Wednesday, November 11, 2015
SPOTIFY'S TOUGH SPOT
Various media reports are asking whether Adele and her team will once again withhold her upcoming album from Spotify because of its longstanding policy of refusing to allow certain releases to be restricted to its paid tier. Such a move would be consistent with the recent pattern of superstar holdouts, including Beyoncé in 2013 and Taylor Swift last year.
The same question applies to Coldplay, whose A Head Full of Dreams drops on 12/4, two weeks after Adele’s 25. Both Ghost Stories and Mylo Xyloto were at retail for months before being made available on Spotify.

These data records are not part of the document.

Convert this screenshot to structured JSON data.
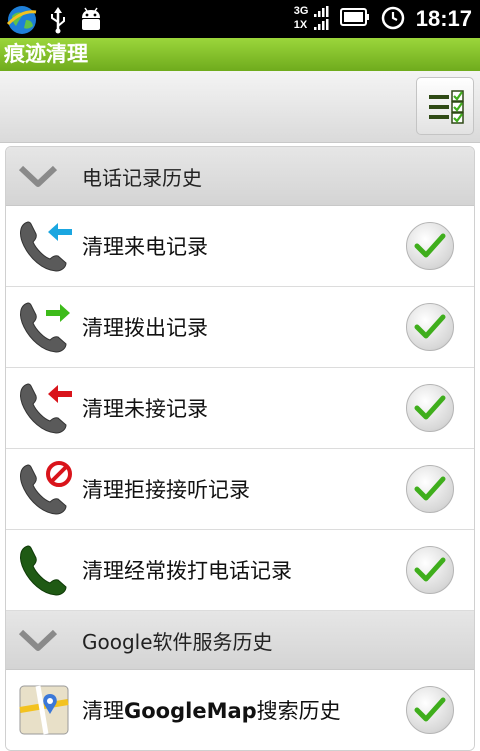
{
  "status_bar": {
    "time": "18:17",
    "network": "3G",
    "network_sub": "1X",
    "icons": [
      "globe-icon",
      "usb-icon",
      "android-debug-icon",
      "signal-icon",
      "battery-icon",
      "alarm-icon"
    ]
  },
  "app": {
    "title": "痕迹清理"
  },
  "toolbar": {
    "select_all_icon": "checklist-icon"
  },
  "sections": [
    {
      "label": "电话记录历史",
      "expanded": true,
      "items": [
        {
          "label": "清理来电记录",
          "icon": "incoming-call-icon",
          "checked": true
        },
        {
          "label": "清理拨出记录",
          "icon": "outgoing-call-icon",
          "checked": true
        },
        {
          "label": "清理未接记录",
          "icon": "missed-call-icon",
          "checked": true
        },
        {
          "label": "清理拒接接听记录",
          "icon": "rejected-call-icon",
          "checked": true
        },
        {
          "label": "清理经常拨打电话记录",
          "icon": "frequent-call-icon",
          "checked": true
        }
      ]
    },
    {
      "label": "Google软件服务历史",
      "expanded": true,
      "items": [
        {
          "label_prefix": "清理",
          "label_bold": "GoogleMap",
          "label_suffix": "搜索历史",
          "icon": "google-maps-icon",
          "checked": true
        }
      ]
    }
  ],
  "colors": {
    "title_bar": "#8cc63f",
    "check": "#3fae1c",
    "incoming_arrow": "#1aa6e0",
    "outgoing_arrow": "#3dbb1a",
    "missed_arrow": "#d9141b"
  }
}
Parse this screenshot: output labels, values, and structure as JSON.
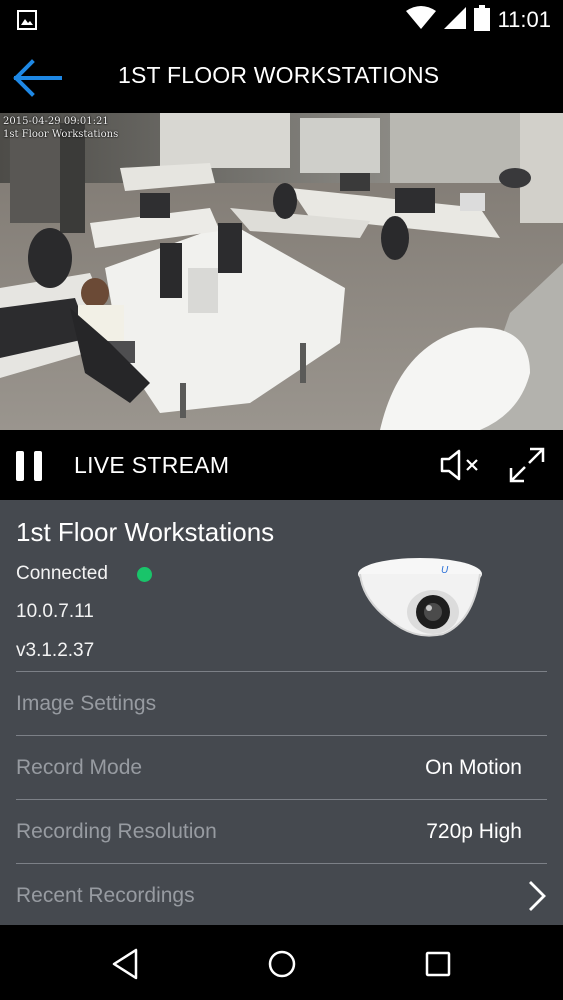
{
  "status_bar": {
    "time": "11:01",
    "icons": [
      "image-notification-icon",
      "wifi-icon",
      "cell-signal-icon",
      "battery-icon"
    ]
  },
  "header": {
    "title": "1ST FLOOR WORKSTATIONS",
    "back_icon": "back-arrow-icon",
    "accent_color": "#1e88e5"
  },
  "video": {
    "timestamp": "2015-04-29 09:01:21",
    "overlay_name": "1st Floor Workstations"
  },
  "controls": {
    "pause_icon": "pause-icon",
    "mode_label": "LIVE STREAM",
    "mute_icon": "volume-muted-icon",
    "fullscreen_icon": "fullscreen-icon"
  },
  "camera": {
    "name": "1st Floor Workstations",
    "status": "Connected",
    "status_color": "#19c46a",
    "ip": "10.0.7.11",
    "firmware": "v3.1.2.37"
  },
  "settings": [
    {
      "label": "Image Settings",
      "value": ""
    },
    {
      "label": "Record Mode",
      "value": "On Motion"
    },
    {
      "label": "Recording Resolution",
      "value": "720p High"
    },
    {
      "label": "Recent Recordings",
      "value": "",
      "icon": "chevron-right-icon"
    }
  ],
  "nav": {
    "buttons": [
      "back-triangle-icon",
      "home-circle-icon",
      "recents-square-icon"
    ]
  }
}
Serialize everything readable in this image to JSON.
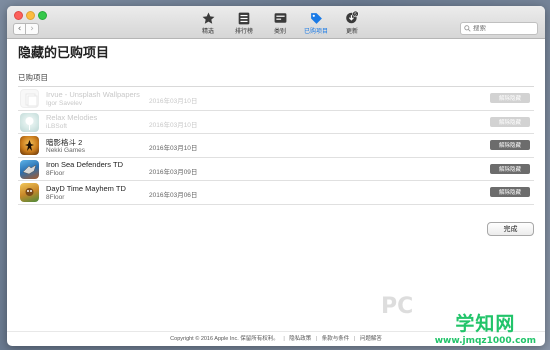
{
  "toolbar": {
    "items": [
      {
        "label": "精选",
        "icon": "star-icon"
      },
      {
        "label": "排行榜",
        "icon": "list-icon"
      },
      {
        "label": "类别",
        "icon": "box-icon"
      },
      {
        "label": "已购项目",
        "icon": "tag-icon",
        "active": true
      },
      {
        "label": "更新",
        "icon": "update-icon",
        "badge": "5"
      }
    ]
  },
  "search": {
    "placeholder": "搜索"
  },
  "page": {
    "title": "隐藏的已购项目",
    "section": "已购项目"
  },
  "apps": [
    {
      "name": "Irvue - Unsplash Wallpapers",
      "developer": "Igor Savelev",
      "date": "2016年03月10日",
      "button": "解除隐藏",
      "faded": true
    },
    {
      "name": "Relax Melodies",
      "developer": "iLBSoft",
      "date": "2016年03月10日",
      "button": "解除隐藏",
      "faded": true
    },
    {
      "name": "暗影格斗 2",
      "developer": "Nekki Games",
      "date": "2016年03月10日",
      "button": "解除隐藏",
      "faded": false
    },
    {
      "name": "Iron Sea Defenders TD",
      "developer": "8Floor",
      "date": "2016年03月09日",
      "button": "解除隐藏",
      "faded": false
    },
    {
      "name": "DayD Time Mayhem TD",
      "developer": "8Floor",
      "date": "2016年03月06日",
      "button": "解除隐藏",
      "faded": false
    }
  ],
  "done_label": "完成",
  "footer": {
    "copyright": "Copyright © 2016 Apple Inc. 保留所有权利。",
    "links": [
      "隐私政策",
      "条款与条件",
      "问题解答"
    ]
  },
  "watermark": {
    "brand": "学知网",
    "url": "www.jmqz1000.com",
    "ghost": "PC"
  },
  "colors": {
    "accent": "#1a7ae6",
    "watermark": "#22c46a"
  }
}
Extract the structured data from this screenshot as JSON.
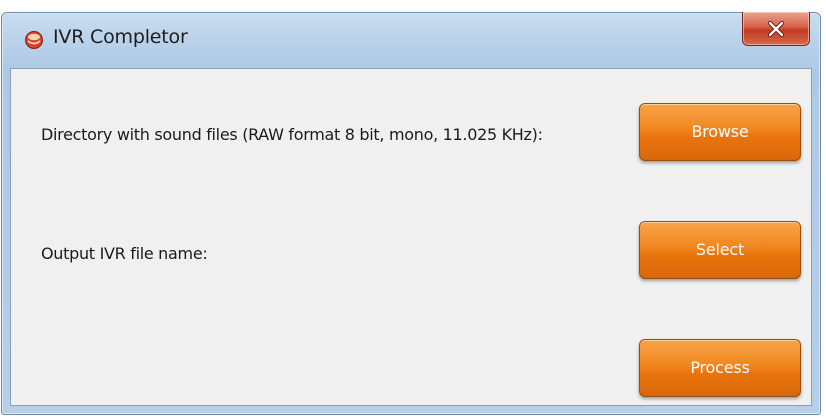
{
  "window": {
    "title": "IVR Completor",
    "icon": "app-logo-icon",
    "close_icon": "close-icon"
  },
  "form": {
    "directory_label": "Directory with sound files (RAW format 8 bit, mono, 11.025 KHz):",
    "output_label": "Output IVR file name:",
    "browse_label": "Browse",
    "select_label": "Select",
    "process_label": "Process"
  },
  "colors": {
    "button_orange": "#f28a24",
    "close_red": "#c23a22",
    "frame_blue": "#b9d1ea"
  }
}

When asked by The Verge to comment on the Adele situation, a senior Spotify executive responded, "It is categorically untrue that anyone has asked us to feature Adele’s new album on premium only.”
That doesn’t mean Team Adele won’t use its enormous leverage to put Daniel Ek to the test before 11/20. As our own I.B. Bad put it in his column posted 10/27, would Spotify alter its policy in order to be in the Adele business? On the other hand, they have far bigger priorities than challenging the policy of one streaming service, if they're giving it any thought to the matter to begin with.
Is Spotify so intractable that it is willing to deny its 80m users, 20m of them paying customers, access to what is shaping up as the biggest album of the decade?
For that matter, it hasn’t yet been determined whether premium-only Apple Music will get 25 on release, although it’s generally assumed there will be no issue in this case, given manager Jonathan Dickins’ stated support for paid streaming. The same would seem to be true for Google Play.
We’ll be watching this storyline develop with great interest.